Failure case: Policy has a regional carve-out (APAC accounts exempt from §3.1 under certain conditions). LLM misreads the carve-out and blocks 12 legitimate updates — or worse, allows 3 it shouldn't. Neither outcome is detectable without re-running the prompt.
Decision 5: Convex over a traditional server-side stack
Chosen
Convex as the unified backend — mutations, actions, scheduler, live queries, and vector search in one layer.
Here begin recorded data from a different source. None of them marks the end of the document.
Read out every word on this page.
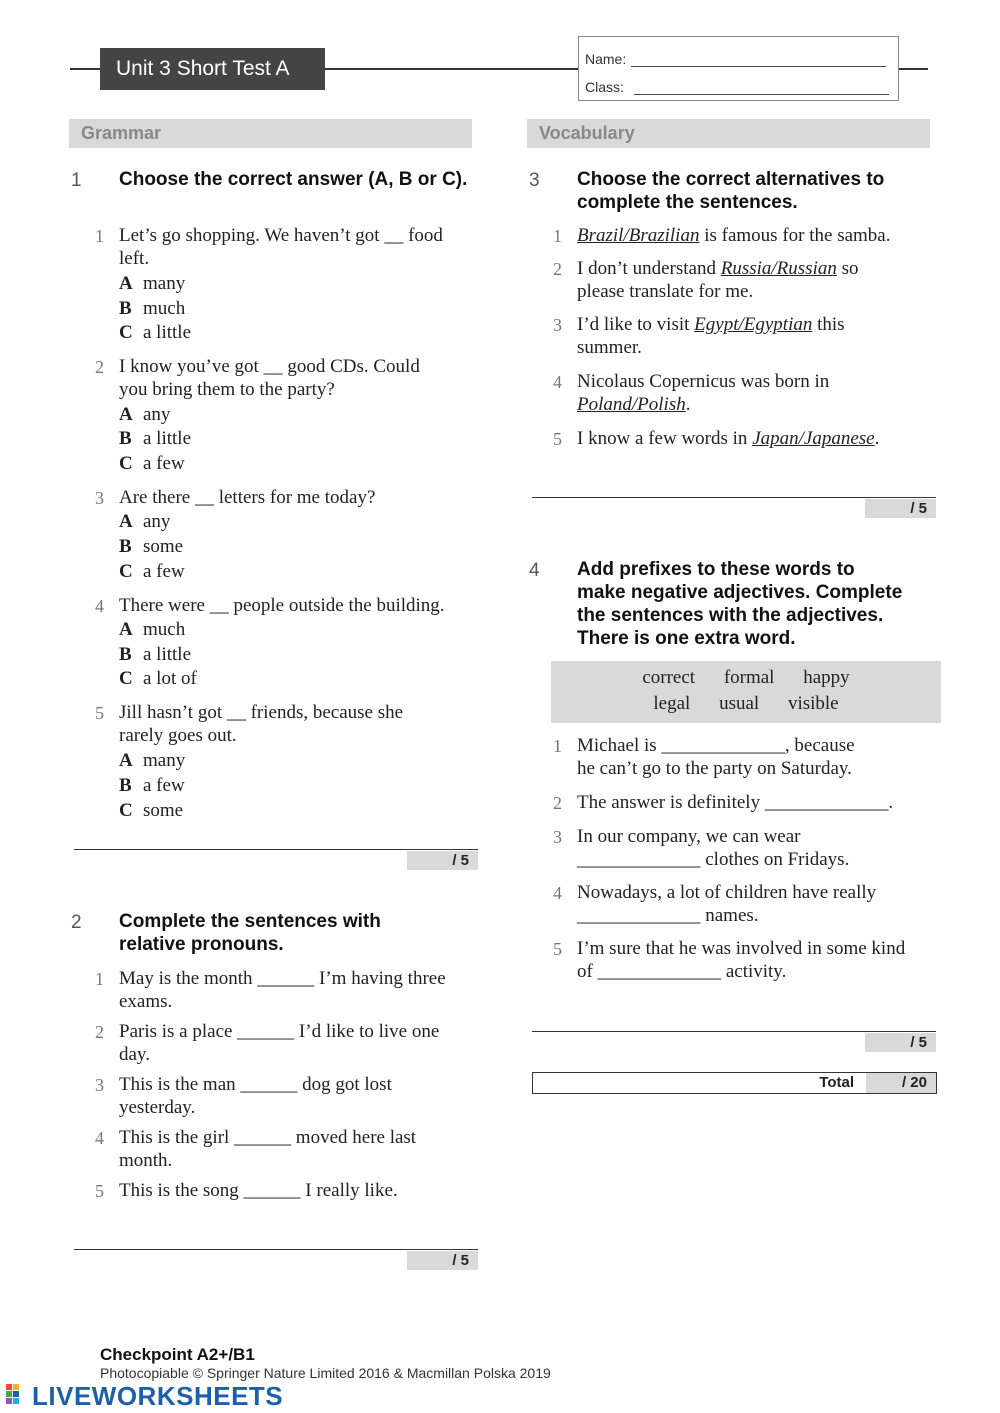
Unit 3 Short Test A	Name:
Class:
Grammar	Vocabulary
1 Choose the correct answer (A, B or C).
1 Let’s go shopping. We haven’t got __ food
left.
A many
B much
C a little
2 I know you’ve got __ good CDs. Could
you bring them to the party?
A any
B a little
C a few
3 Are there __ letters for me today?
A any
B some
C a few
4 There were __ people outside the building.
A much
B a little
C a lot of
5 Jill hasn’t got __ friends, because she
rarely goes out.
A many
B a few
C some
/ 5
2 Complete the sentences with
relative pronouns.
1 May is the month ______ I’m having three
exams.
2 Paris is a place ______ I’d like to live one
day.
3 This is the man ______ dog got lost
yesterday.
4 This is the girl ______ moved here last
month.
5 This is the song ______ I really like.
/ 5
3 Choose the correct alternatives to
complete the sentences.
1 Brazil/Brazilian is famous for the samba.
2 I don’t understand Russia/Russian so
please translate for me.
3 I’d like to visit Egypt/Egyptian this
summer.
4 Nicolaus Copernicus was born in
Poland/Polish.
5 I know a few words in Japan/Japanese.
/ 5
4 Add prefixes to these words to
make negative adjectives. Complete
the sentences with the adjectives.
There is one extra word.
correct formal happy
legal usual visible
1 Michael is _____________, because
he can’t go to the party on Saturday.
2 The answer is definitely _____________.
3 In our company, we can wear
_____________ clothes on Fridays.
4 Nowadays, a lot of children have really
_____________ names.
5 I’m sure that he was involved in some kind
of _____________ activity.
/ 5
Total	/ 20
Checkpoint A2+/B1
Photocopiable © Springer Nature Limited 2016 & Macmillan Polska 2019
LIVEWORKSHEETS
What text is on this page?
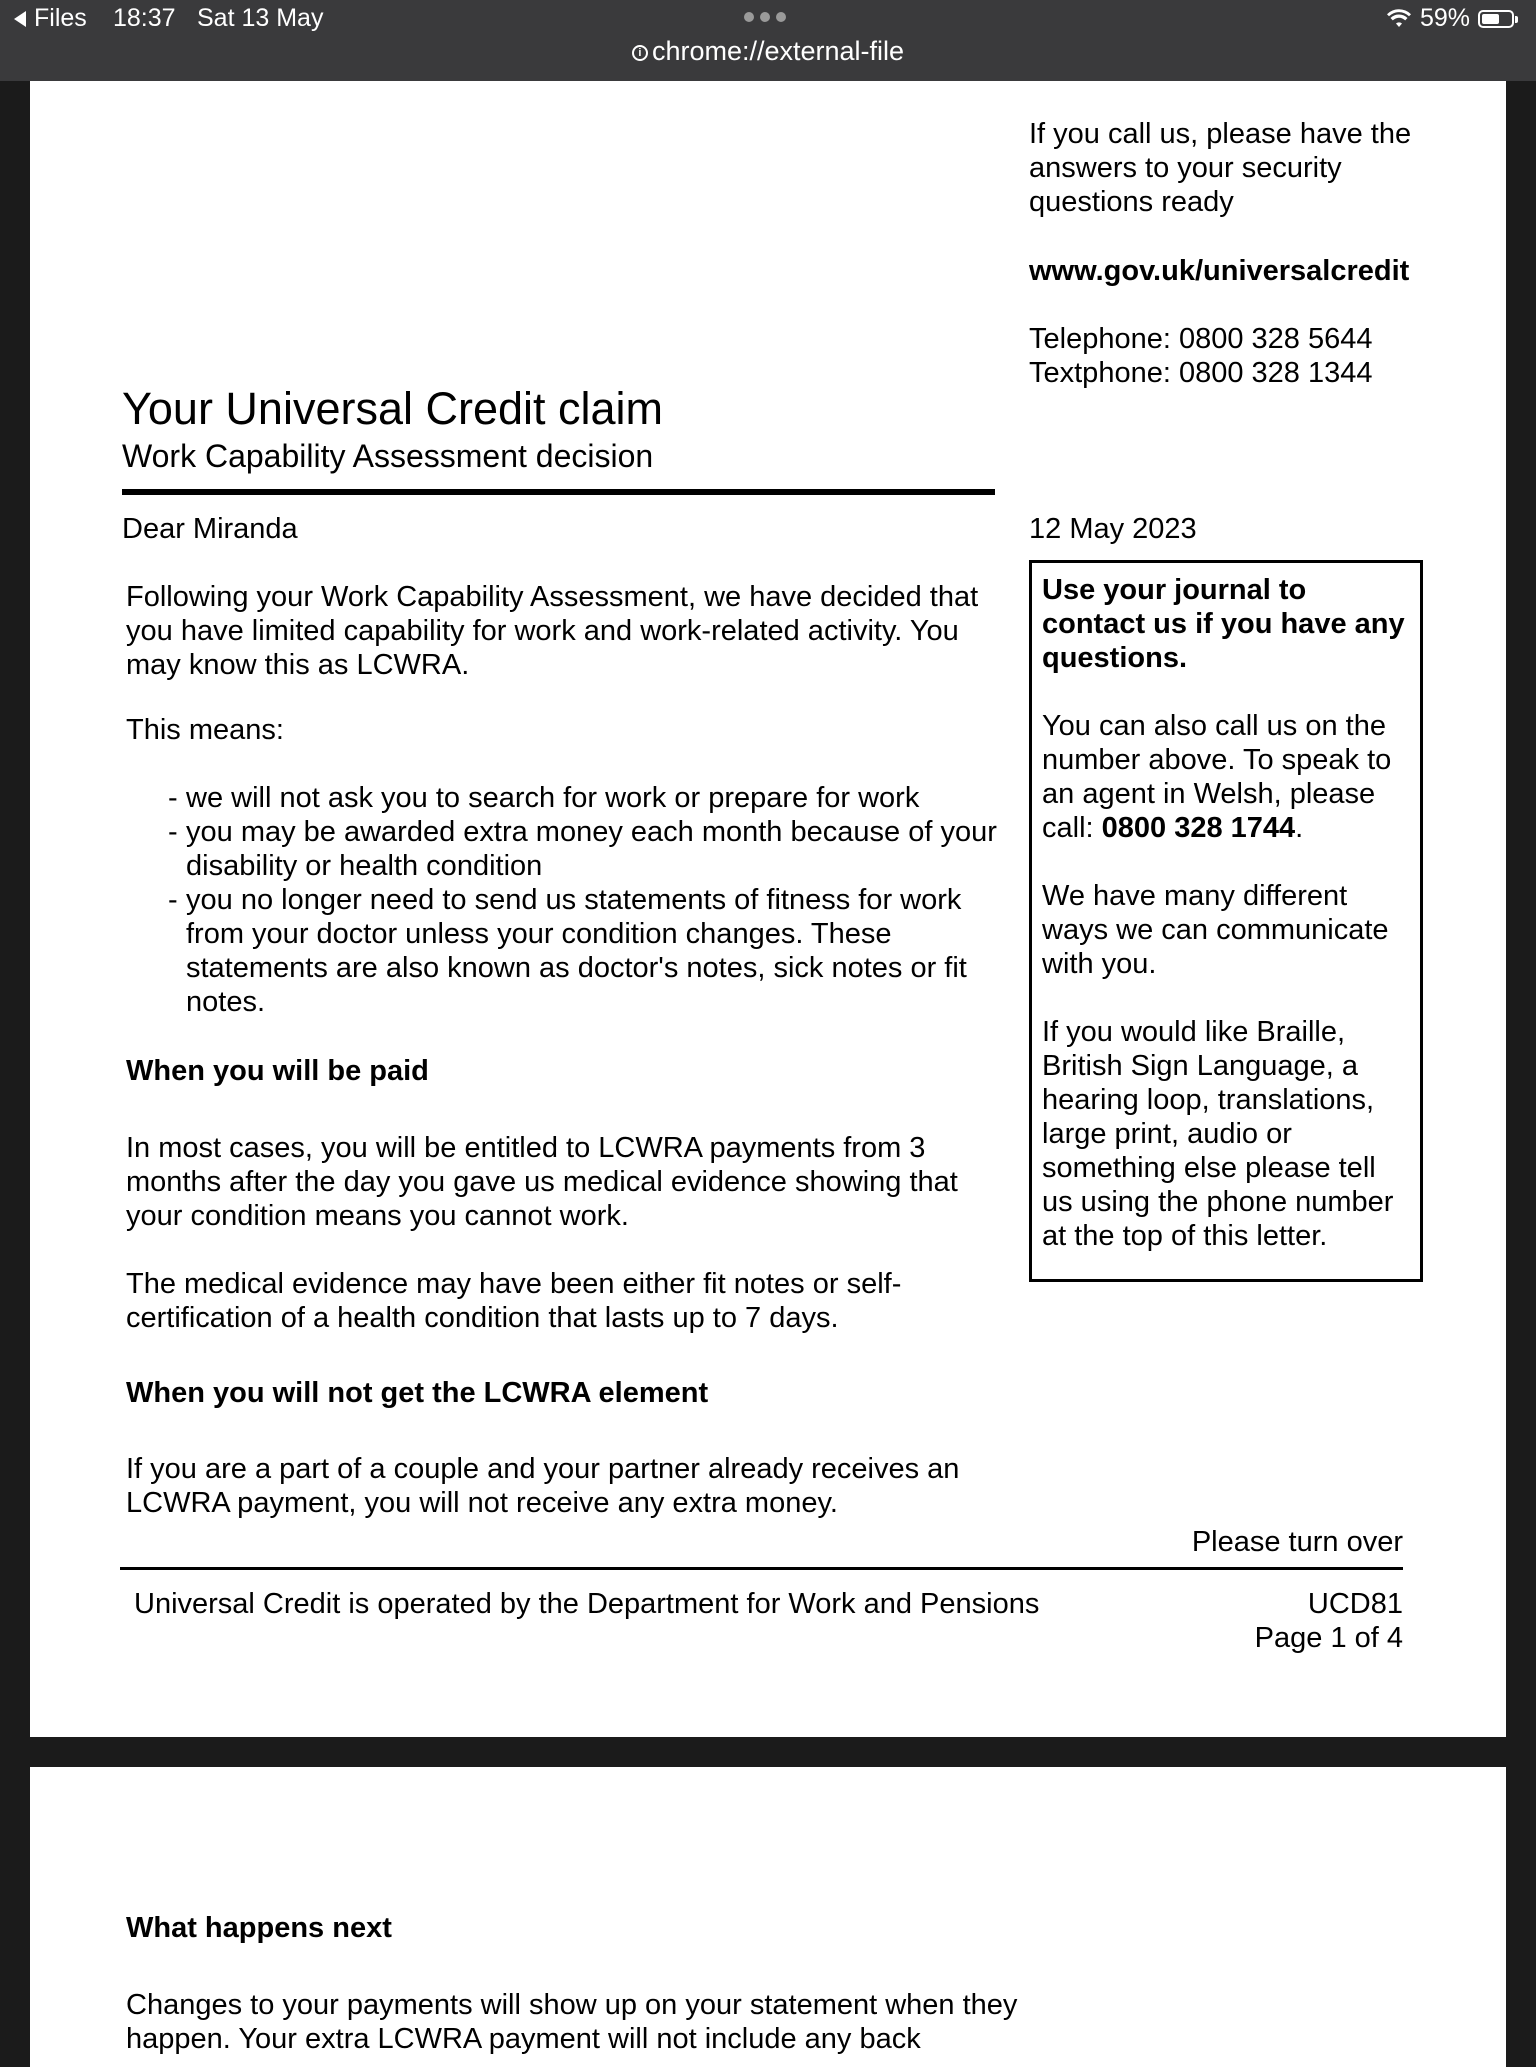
Files 18:37 Sat 13 May	59%
i chrome://external-file
If you call us, please have the answers to your security questions ready
www.gov.uk/universalcredit
Telephone: 0800 328 5644
Textphone: 0800 328 1344
Your Universal Credit claim
Work Capability Assessment decision
Dear Miranda	12 May 2023
Following your Work Capability Assessment, we have decided that you have limited capability for work and work-related activity. You may know this as LCWRA.
This means:
- we will not ask you to search for work or prepare for work
- you may be awarded extra money each month because of your disability or health condition
- you no longer need to send us statements of fitness for work from your doctor unless your condition changes. These statements are also known as doctor's notes, sick notes or fit notes.
When you will be paid
In most cases, you will be entitled to LCWRA payments from 3 months after the day you gave us medical evidence showing that your condition means you cannot work.
The medical evidence may have been either fit notes or self-certification of a health condition that lasts up to 7 days.
When you will not get the LCWRA element
If you are a part of a couple and your partner already receives an LCWRA payment, you will not receive any extra money.

Use your journal to contact us if you have any questions.

You can also call us on the number above. To speak to an agent in Welsh, please call: 0800 328 1744.

We have many different ways we can communicate with you.

If you would like Braille, British Sign Language, a hearing loop, translations, large print, audio or something else please tell us using the phone number at the top of this letter.

Please turn over
Universal Credit is operated by the Department for Work and Pensions	UCD81
Page 1 of 4
What happens next
Changes to your payments will show up on your statement when they happen. Your extra LCWRA payment will not include any back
Eliminates the FastAPI + Redis + Celery + Postgres assembly for the prototype while preserving the same logical architecture.
Example: Convex executor action processing card #31 is retried via ctx.scheduler.runAfter with exponential backoff — the item stays in in_progress state in the Convex database and the scheduler re-queues it automatically. No watchdog process needed.
Considered — FastAPI + Postgres + Celery
The canonical production stack with explicit durable workers. More natural for Temporal in production and easier to reason about visibility timeouts at scale. Ruled out for the prototype because standing up and wiring four separate services adds lead time without changing the observable behaviour.
Trade-off: At 10× volume the Convex scheduler's per-workspace limits and opaque durability model become constraints — the production path replaces it with Temporal for explicit workflow guarantees across restarts.